A questão da pobreza no contexto de políticas públicas ditas democráticas é tema recorrente na agenda de pesquisadores, políticos e programas de desenvolvimento com os mais diversos matizes. De fato, segundo PNUD, um terço da população mundial vive abaixo do nível de pobreza, com privações em saúde, educação e padrões básicos de vida.

Segundo o IBGE, no Brasil, são 52 milhões de pessoas vivendo com menos de 15 reais por dia. Observa-se, particularmente nos meios acadêmicos e políticos, uma certa sensibilidade com a pobreza, não apenas na perspectiva humanitária, mais por se tratar de uma ameaça crescente à segurança das classes sociais fora da faixa de pobreza, ao crescimento da economia, à violência e à estabilidade social.

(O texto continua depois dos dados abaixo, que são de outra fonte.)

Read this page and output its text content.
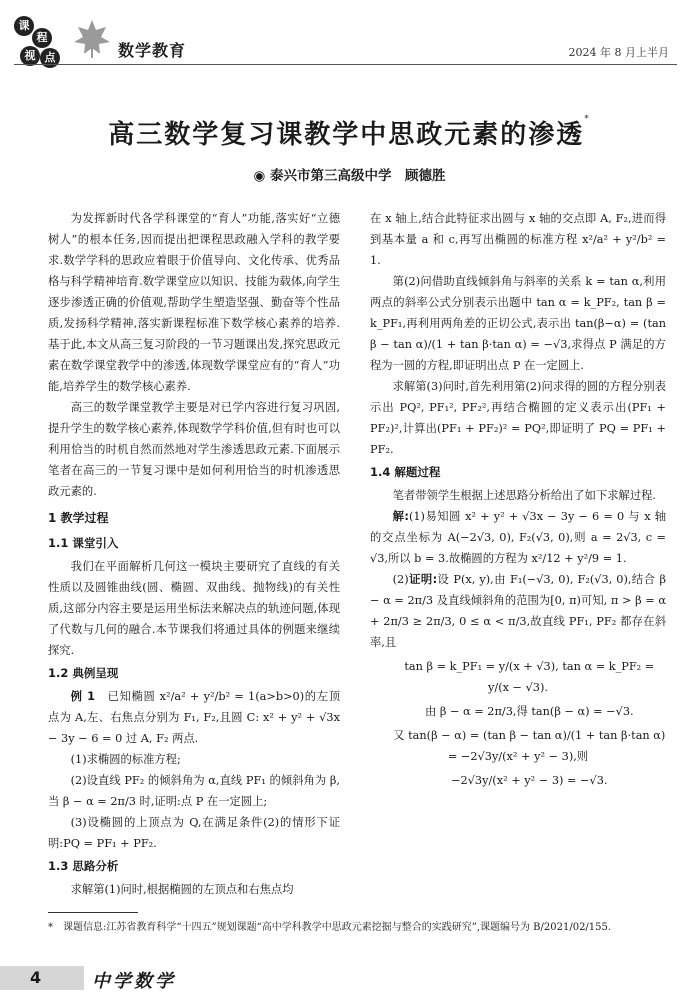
课
程
视 点	数学教育	2024 年 8 月上半月
高三数学复习课教学中思政元素的渗透*
◉ 泰兴市第三高级中学　顾德胜

为发挥新时代各学科课堂的“育人”功能,落实好“立德树人”的根本任务,因而提出把课程思政融入学科的教学要求.数学学科的思政应着眼于价值导向、文化传承、优秀品格与科学精神培育.数学课堂应以知识、技能为载体,向学生逐步渗透正确的价值观,帮助学生塑造坚强、勤奋等个性品质,发扬科学精神,落实新课程标准下数学核心素养的培养.基于此,本文从高三复习阶段的一节习题课出发,探究思政元素在数学课堂教学中的渗透,体现数学课堂应有的“育人”功能,培养学生的数学核心素养.

高三的数学课堂教学主要是对已学内容进行复习巩固,提升学生的数学核心素养,体现数学学科价值,但有时也可以利用恰当的时机自然而然地对学生渗透思政元素.下面展示笔者在高三的一节复习课中是如何利用恰当的时机渗透思政元素的.

1 教学过程
1.1 课堂引入

我们在平面解析几何这一模块主要研究了直线的有关性质以及圆锥曲线(圆、椭圆、双曲线、抛物线)的有关性质,这部分内容主要是运用坐标法来解决点的轨迹问题,体现了代数与几何的融合.本节课我们将通过具体的例题来继续探究.

1.2 典例呈现

例 1　 已知椭圆 x²/a² + y²/b² = 1(a>b>0)的左顶点为 A,左、右焦点分别为 F₁, F₂,且圆 C: x² + y² + √3x − 3y − 6 = 0 过 A, F₂ 两点.

(1)求椭圆的标准方程;

(2)设直线 PF₂ 的倾斜角为 α,直线 PF₁ 的倾斜角为 β,当 β − α = 2π/3 时,证明:点 P 在一定圆上;

(3)设椭圆的上顶点为 Q,在满足条件(2)的情形下证明:PQ = PF₁ + PF₂.

1.3 思路分析

求解第(1)问时,根据椭圆的左顶点和右焦点均

在 x 轴上,结合此特征求出圆与 x 轴的交点即 A, F₂,进而得到基本量 a 和 c,再写出椭圆的标准方程 x²/a² + y²/b² = 1.

第(2)问借助直线倾斜角与斜率的关系 k = tan α,利用两点的斜率公式分别表示出题中 tan α = k_PF₂, tan β = k_PF₁,再利用两角差的正切公式,表示出 tan(β−α) = (tan β − tan α)/(1 + tan β·tan α) = −√3,求得点 P 满足的方程为一圆的方程,即证明出点 P 在一定圆上.

求解第(3)问时,首先利用第(2)问求得的圆的方程分别表示出 PQ², PF₁², PF₂²,再结合椭圆的定义表示出(PF₁ + PF₂)²,计算出(PF₁ + PF₂)² = PQ²,即证明了 PQ = PF₁ + PF₂.

1.4 解题过程

笔者带领学生根据上述思路分析给出了如下求解过程.

解:(1)易知圆 x² + y² + √3x − 3y − 6 = 0 与 x 轴的交点坐标为 A(−2√3, 0), F₂(√3, 0),则 a = 2√3, c = √3,所以 b = 3.故椭圆的方程为 x²/12 + y²/9 = 1.

(2)证明:设 P(x, y),由 F₁(−√3, 0), F₂(√3, 0),结合 β − α = 2π/3 及直线倾斜角的范围为[0, π)可知, π > β = α + 2π/3 ≥ 2π/3, 0 ≤ α < π/3,故直线 PF₁, PF₂ 都存在斜率,且

tan β = k_PF₁ = y/(x + √3), tan α = k_PF₂ = y/(x − √3).

由 β − α = 2π/3,得 tan(β − α) = −√3.

又 tan(β − α) = (tan β − tan α)/(1 + tan β·tan α) = −2√3y/(x² + y² − 3),则

−2√3y/(x² + y² − 3) = −√3.

*　课题信息:江苏省教育科学“十四五”规划课题“高中学科教学中思政元素挖掘与整合的实践研究”,课题编号为 B/2021/02/155.
4	中学数学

Não deixa de ser, essa situação, uma motivação das políticas compensatórias nos limites do equilíbrio fiscal, ao mesmo tempo que se fala em redução do tamanho do estado, privatizações, desregulamentação e abertura da economia nacional aos mercados globalizados.

Essas populações mais pobres vivem em guetos urbanos com desemprego crescente ou em áreas rurais desprovidas de condições objetivas de produção; todas excluídas dos mercados, dominados por grandes empreendedores com apoio financeiros de bancos públicos e implementação de tecnologias de ponta, poupadoras de mão de obra.

Curiosamente, a pobreza como a moeda, tem face dupla: a política, porque não participa, efetiva e conscientemente, dos processos decisórios que dizem respeito às suas necessidades; a econômica, porque não participa, equitativamente, dos benefícios gerados pelo esforço comum.

Organização Social

Para se entender a situação destas populações carentes é importante distinguir três níveis complementares de organização, articulando as dimensões macro e micro sem escamotear as diferenças e contradições dialéticas de três formas de organização:

  • A organização de massas, onde se expressam, manifestações coletivas, contestações públicas; eleições, cada dia mais dominadas por líderes, ideologias e crenças.
  • Organizações institucionais, ordenadas por leis e regras do Estado das empresas, com divisões instituídas de poderes e deveres.
  • Organizações de base que se constitui de sujeitos coletivos conscientes de suas identidades em contraposição à impessoalidade das massas e à universalidade das instituições.

A organização social de base é um espaço onde se pode construir a práxis pela reflexão crítica das experiências individuais e coletivas; onde se constituem coletivos autônomos que se expressam politicamente nas relações com outros coletivos, com as autoridades instituídas e com outros segmentos da sociedade.

De outra parte, a experiência demonstra que as verdadeiras mudanças ocorrem de dentro para fora das pessoas e de baixo para cima das estruturas sociais obedecendo ao princípio da subsidiariedade (o valor do plano local, da proximidade)

Dependência ou autonomia

 Nesta perspectiva, é importante remarcar que nos guetos urbanos e rurais referidos acima, se expressam muito pouco as organizações de base, deixando a cada indivíduo ou família buscar soluções individualista, onde a saída depende mais das relações que cada um tem com os mais ricos e os mais poderosos, sejam eles empregadores potenciais, políticos clientelistas ou grupos de apoio humanitário.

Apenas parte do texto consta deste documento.